Market Views from the Global Fixed Income, Currency & Commodities (GFICC) group

In line with market expectations, the Federal Open Market Committee (FOMC) voted to keep the federal funds rate unchanged in a target range of 5.25% – 5.50%. There were no dissents.

Changes to the FOMC Statement:

  • The economic assessment was changed to acknowledge continued economic growth as well as the acceleration in inflation in recent months. Nevertheless, the risk to their dual mandate remains better balanced.
  • The forward guidance was unchanged: The Fed stated for a third meeting in a row that it “does not expect it will be appropriate to reduce the target range until it has gained greater confidence that inflation is moving sustainably toward 2%.”
  • The Fed also announced it would taper Quantitative Tightening (QT) at the beginning of June by reducing the monthly redemption cap for Treasuries from 60bln to 25bln and keeping the Agency MBS cap unchanged at 35bln.
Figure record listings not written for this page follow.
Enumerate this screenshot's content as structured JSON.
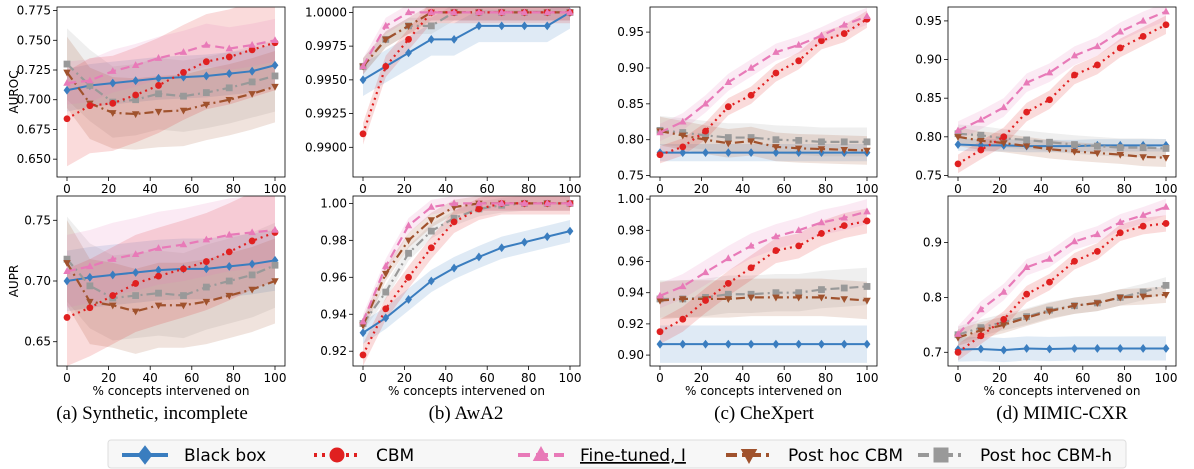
{
  "x_ticks": [
    0,
    20,
    40,
    60,
    80,
    100
  ],
  "xlabel": "% concepts intervened on",
  "legend": {
    "entries": [
      {
        "label": "Black box",
        "color": "#3a7dbf",
        "marker": "diamond",
        "dash": "solid",
        "underline": false
      },
      {
        "label": "CBM",
        "color": "#e02020",
        "marker": "circle",
        "dash": "dotted",
        "underline": false
      },
      {
        "label": "Fine-tuned, I",
        "color": "#e87ab8",
        "marker": "triangle-up",
        "dash": "dashed",
        "underline": true
      },
      {
        "label": "Post hoc CBM",
        "color": "#a0522d",
        "marker": "triangle-down",
        "dash": "dashdot",
        "underline": false
      },
      {
        "label": "Post hoc CBM-h",
        "color": "#999999",
        "marker": "square",
        "dash": "dashdot",
        "underline": false
      }
    ]
  },
  "captions": [
    "(a) Synthetic, incomplete",
    "(b) AwA2",
    "(c) CheXpert",
    "(d) MIMIC-CXR"
  ],
  "chart_data": [
    {
      "type": "line",
      "panel": "a-top",
      "ylabel": "AUROC",
      "ylim": [
        0.635,
        0.778
      ],
      "yticks": [
        0.65,
        0.675,
        0.7,
        0.725,
        0.75,
        0.775
      ],
      "ytick_decimals": 3,
      "x": [
        0,
        11,
        22,
        33,
        44,
        56,
        67,
        78,
        89,
        100
      ],
      "series": [
        {
          "name": "Black box",
          "values": [
            0.708,
            0.712,
            0.714,
            0.716,
            0.718,
            0.719,
            0.72,
            0.722,
            0.724,
            0.729
          ],
          "band": 0.018
        },
        {
          "name": "CBM",
          "values": [
            0.684,
            0.695,
            0.697,
            0.704,
            0.712,
            0.723,
            0.732,
            0.736,
            0.742,
            0.748
          ],
          "band": 0.04
        },
        {
          "name": "Fine-tuned, I",
          "values": [
            0.714,
            0.716,
            0.724,
            0.729,
            0.735,
            0.74,
            0.746,
            0.743,
            0.746,
            0.75
          ],
          "band": 0.018
        },
        {
          "name": "Post hoc CBM",
          "values": [
            0.723,
            0.697,
            0.689,
            0.688,
            0.69,
            0.691,
            0.696,
            0.7,
            0.705,
            0.711
          ],
          "band": 0.03
        },
        {
          "name": "Post hoc CBM-h",
          "values": [
            0.73,
            0.712,
            0.698,
            0.7,
            0.705,
            0.703,
            0.706,
            0.71,
            0.715,
            0.72
          ],
          "band": 0.03
        }
      ]
    },
    {
      "type": "line",
      "panel": "b-top",
      "ylabel": "",
      "ylim": [
        0.9878,
        1.0004
      ],
      "yticks": [
        0.99,
        0.9925,
        0.995,
        0.9975,
        1.0
      ],
      "ytick_decimals": 4,
      "x": [
        0,
        11,
        22,
        33,
        44,
        56,
        67,
        78,
        89,
        100
      ],
      "series": [
        {
          "name": "Black box",
          "values": [
            0.995,
            0.996,
            0.997,
            0.998,
            0.998,
            0.999,
            0.999,
            0.999,
            0.999,
            1.0
          ],
          "band": 0.0012
        },
        {
          "name": "CBM",
          "values": [
            0.991,
            0.996,
            0.998,
            1.0,
            1.0,
            1.0,
            1.0,
            1.0,
            1.0,
            1.0
          ],
          "band": 0.0008
        },
        {
          "name": "Fine-tuned, I",
          "values": [
            0.996,
            0.999,
            1.0,
            1.0,
            1.0,
            1.0,
            1.0,
            1.0,
            1.0,
            1.0
          ],
          "band": 0.0006
        },
        {
          "name": "Post hoc CBM",
          "values": [
            0.996,
            0.998,
            0.999,
            1.0,
            1.0,
            1.0,
            1.0,
            1.0,
            1.0,
            1.0
          ],
          "band": 0.0006
        },
        {
          "name": "Post hoc CBM-h",
          "values": [
            0.996,
            0.998,
            0.999,
            0.999,
            1.0,
            1.0,
            1.0,
            1.0,
            1.0,
            1.0
          ],
          "band": 0.0006
        }
      ]
    },
    {
      "type": "line",
      "panel": "c-top",
      "ylabel": "",
      "ylim": [
        0.748,
        0.985
      ],
      "yticks": [
        0.75,
        0.8,
        0.85,
        0.9,
        0.95
      ],
      "ytick_decimals": 2,
      "x": [
        0,
        11,
        22,
        33,
        44,
        56,
        67,
        78,
        89,
        100
      ],
      "series": [
        {
          "name": "Black box",
          "values": [
            0.782,
            0.782,
            0.782,
            0.782,
            0.782,
            0.782,
            0.782,
            0.782,
            0.782,
            0.782
          ],
          "band": 0.012
        },
        {
          "name": "CBM",
          "values": [
            0.779,
            0.79,
            0.812,
            0.846,
            0.862,
            0.893,
            0.91,
            0.938,
            0.948,
            0.968
          ],
          "band": 0.012
        },
        {
          "name": "Fine-tuned, I",
          "values": [
            0.81,
            0.825,
            0.85,
            0.88,
            0.9,
            0.922,
            0.932,
            0.945,
            0.96,
            0.972
          ],
          "band": 0.012
        },
        {
          "name": "Post hoc CBM",
          "values": [
            0.812,
            0.806,
            0.8,
            0.795,
            0.798,
            0.79,
            0.788,
            0.787,
            0.786,
            0.785
          ],
          "band": 0.02
        },
        {
          "name": "Post hoc CBM-h",
          "values": [
            0.813,
            0.81,
            0.806,
            0.803,
            0.803,
            0.8,
            0.799,
            0.797,
            0.797,
            0.797
          ],
          "band": 0.02
        }
      ]
    },
    {
      "type": "line",
      "panel": "d-top",
      "ylabel": "",
      "ylim": [
        0.748,
        0.968
      ],
      "yticks": [
        0.75,
        0.8,
        0.85,
        0.9,
        0.95
      ],
      "ytick_decimals": 2,
      "x": [
        0,
        11,
        22,
        33,
        44,
        56,
        67,
        78,
        89,
        100
      ],
      "series": [
        {
          "name": "Black box",
          "values": [
            0.79,
            0.789,
            0.789,
            0.788,
            0.788,
            0.788,
            0.789,
            0.789,
            0.789,
            0.789
          ],
          "band": 0.008
        },
        {
          "name": "CBM",
          "values": [
            0.765,
            0.783,
            0.8,
            0.832,
            0.848,
            0.88,
            0.893,
            0.915,
            0.93,
            0.945
          ],
          "band": 0.012
        },
        {
          "name": "Fine-tuned, I",
          "values": [
            0.808,
            0.822,
            0.838,
            0.87,
            0.883,
            0.905,
            0.917,
            0.936,
            0.95,
            0.962
          ],
          "band": 0.012
        },
        {
          "name": "Post hoc CBM",
          "values": [
            0.8,
            0.795,
            0.792,
            0.788,
            0.784,
            0.781,
            0.779,
            0.777,
            0.774,
            0.773
          ],
          "band": 0.012
        },
        {
          "name": "Post hoc CBM-h",
          "values": [
            0.804,
            0.802,
            0.798,
            0.796,
            0.793,
            0.79,
            0.788,
            0.786,
            0.786,
            0.785
          ],
          "band": 0.012
        }
      ]
    },
    {
      "type": "line",
      "panel": "a-bottom",
      "ylabel": "AUPR",
      "ylim": [
        0.63,
        0.77
      ],
      "yticks": [
        0.65,
        0.7,
        0.75
      ],
      "ytick_decimals": 2,
      "x": [
        0,
        11,
        22,
        33,
        44,
        56,
        67,
        78,
        89,
        100
      ],
      "series": [
        {
          "name": "Black box",
          "values": [
            0.7,
            0.703,
            0.705,
            0.707,
            0.709,
            0.71,
            0.71,
            0.712,
            0.714,
            0.717
          ],
          "band": 0.025
        },
        {
          "name": "CBM",
          "values": [
            0.67,
            0.678,
            0.688,
            0.698,
            0.704,
            0.71,
            0.716,
            0.724,
            0.733,
            0.74
          ],
          "band": 0.04
        },
        {
          "name": "Fine-tuned, I",
          "values": [
            0.708,
            0.712,
            0.718,
            0.722,
            0.727,
            0.73,
            0.734,
            0.738,
            0.74,
            0.742
          ],
          "band": 0.03
        },
        {
          "name": "Post hoc CBM",
          "values": [
            0.715,
            0.683,
            0.68,
            0.675,
            0.68,
            0.68,
            0.683,
            0.688,
            0.693,
            0.7
          ],
          "band": 0.035
        },
        {
          "name": "Post hoc CBM-h",
          "values": [
            0.718,
            0.696,
            0.686,
            0.688,
            0.69,
            0.688,
            0.695,
            0.7,
            0.705,
            0.713
          ],
          "band": 0.035
        }
      ]
    },
    {
      "type": "line",
      "panel": "b-bottom",
      "ylabel": "",
      "ylim": [
        0.912,
        1.004
      ],
      "yticks": [
        0.92,
        0.94,
        0.96,
        0.98,
        1.0
      ],
      "ytick_decimals": 2,
      "x": [
        0,
        11,
        22,
        33,
        44,
        56,
        67,
        78,
        89,
        100
      ],
      "series": [
        {
          "name": "Black box",
          "values": [
            0.93,
            0.938,
            0.948,
            0.958,
            0.965,
            0.971,
            0.976,
            0.979,
            0.982,
            0.985
          ],
          "band": 0.006
        },
        {
          "name": "CBM",
          "values": [
            0.918,
            0.943,
            0.96,
            0.976,
            0.99,
            0.997,
            1.0,
            1.0,
            1.0,
            1.0
          ],
          "band": 0.006
        },
        {
          "name": "Fine-tuned, I",
          "values": [
            0.936,
            0.966,
            0.988,
            0.998,
            1.0,
            1.0,
            1.0,
            1.0,
            1.0,
            1.0
          ],
          "band": 0.004
        },
        {
          "name": "Post hoc CBM",
          "values": [
            0.934,
            0.962,
            0.98,
            0.991,
            0.998,
            1.0,
            1.0,
            1.0,
            1.0,
            1.0
          ],
          "band": 0.004
        },
        {
          "name": "Post hoc CBM-h",
          "values": [
            0.935,
            0.952,
            0.973,
            0.985,
            0.992,
            0.997,
            0.999,
            1.0,
            1.0,
            1.0
          ],
          "band": 0.004
        }
      ]
    },
    {
      "type": "line",
      "panel": "c-bottom",
      "ylabel": "",
      "ylim": [
        0.893,
        1.002
      ],
      "yticks": [
        0.9,
        0.92,
        0.94,
        0.96,
        0.98,
        1.0
      ],
      "ytick_decimals": 2,
      "x": [
        0,
        11,
        22,
        33,
        44,
        56,
        67,
        78,
        89,
        100
      ],
      "series": [
        {
          "name": "Black box",
          "values": [
            0.907,
            0.907,
            0.907,
            0.907,
            0.907,
            0.907,
            0.907,
            0.907,
            0.907,
            0.907
          ],
          "band": 0.012
        },
        {
          "name": "CBM",
          "values": [
            0.915,
            0.923,
            0.935,
            0.946,
            0.956,
            0.967,
            0.97,
            0.978,
            0.983,
            0.986
          ],
          "band": 0.008
        },
        {
          "name": "Fine-tuned, I",
          "values": [
            0.938,
            0.944,
            0.953,
            0.962,
            0.97,
            0.976,
            0.98,
            0.985,
            0.988,
            0.992
          ],
          "band": 0.008
        },
        {
          "name": "Post hoc CBM",
          "values": [
            0.935,
            0.936,
            0.936,
            0.936,
            0.937,
            0.937,
            0.937,
            0.937,
            0.936,
            0.935
          ],
          "band": 0.012
        },
        {
          "name": "Post hoc CBM-h",
          "values": [
            0.936,
            0.936,
            0.937,
            0.939,
            0.939,
            0.94,
            0.94,
            0.942,
            0.943,
            0.944
          ],
          "band": 0.012
        }
      ]
    },
    {
      "type": "line",
      "panel": "d-bottom",
      "ylabel": "",
      "ylim": [
        0.675,
        0.985
      ],
      "yticks": [
        0.7,
        0.8,
        0.9
      ],
      "ytick_decimals": 1,
      "x": [
        0,
        11,
        22,
        33,
        44,
        56,
        67,
        78,
        89,
        100
      ],
      "series": [
        {
          "name": "Black box",
          "values": [
            0.705,
            0.706,
            0.704,
            0.707,
            0.706,
            0.707,
            0.707,
            0.707,
            0.707,
            0.707
          ],
          "band": 0.022
        },
        {
          "name": "CBM",
          "values": [
            0.7,
            0.73,
            0.76,
            0.806,
            0.828,
            0.866,
            0.884,
            0.918,
            0.93,
            0.935
          ],
          "band": 0.015
        },
        {
          "name": "Fine-tuned, I",
          "values": [
            0.733,
            0.778,
            0.81,
            0.855,
            0.87,
            0.902,
            0.915,
            0.937,
            0.95,
            0.965
          ],
          "band": 0.015
        },
        {
          "name": "Post hoc CBM",
          "values": [
            0.727,
            0.74,
            0.75,
            0.763,
            0.775,
            0.785,
            0.79,
            0.8,
            0.802,
            0.805
          ],
          "band": 0.015
        },
        {
          "name": "Post hoc CBM-h",
          "values": [
            0.732,
            0.745,
            0.755,
            0.765,
            0.777,
            0.785,
            0.79,
            0.8,
            0.81,
            0.822
          ],
          "band": 0.015
        }
      ]
    }
  ]
}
3 Key Takeaways from Chair’s Press Conference:

  • On the policy rate:
    • Chair Powell believes that “the evidence shows pretty clearly that policy is restrictive and is weighing on demand.”
    • He thinks it’s “unlikely the next policy rate move will be a hike” and the focus is “how long to keep policy restrictive.” He believes that it’s clear “restrictive monetary policy needs more time to do its job, [and] how long that will take and how patient we should be depends on the totality of the data.
    • To restart the hiking cycle, he would need to see “persuasive evidence that our policy stance is not sufficiently restrictive to bring inflation down to 2%.”
  • On inflation, the Fed recognizes that in recent months “inflation has shown a lack of further progress toward our 2% objective.” While they wouldn’t react to 1-2 prints, the fact that was a full quarter of data was a signal, and “the signal [they’re] taking is it's likely to take longer for [them] to gain confidence that [they’re] on a sustainable path to 2% inflation.”
  • On QT, Chair Powell explained that the decision to taper caps “does not mean that our balance sheet will ultimately shrink by less than it would otherwise. But rather allows us to approach its ultimate level more gradually…to ensure a smooth transition [and] reducing the possibility that money markets experience stress.” He views this as separate from the active tool of monetary policy, which is interest rates.

Our View:

  • Since the Fed last hiked rates in July 2023, core PCE (the Fed’s preferred measure of inflation) has decelerated by 200bps to 2.8% YoY but remains elevated and the unemployment rate has risen slightly to 3.8% but remains low. These developments justify the Fed’s decision to end the hiking cycle as the risks to achieving the Fed’s dual mandate of stable 2% inflation and maximum employment are now more balanced. The Fed remains focused on how soon, how fast, and how far the easing of policy needs to go.
  • Given that we still believe the Fed is biased toward easing policy at some point later this year, Treasury yields should be skewed lower over time as investors look to lock in relatively high risk-free rates while they are still available. Nevertheless, markets will remain acutely sensitive to incoming economic data to the extent it confirms or refutes the Fed’s confidence that inflation is moving back toward target over time.
  • We expect the Fed to deliver its first rate cut this summer and the 10-year Treasury yields to move towards a range of 3.75 – 4.25% later this year as the Fed reduces policy restriction.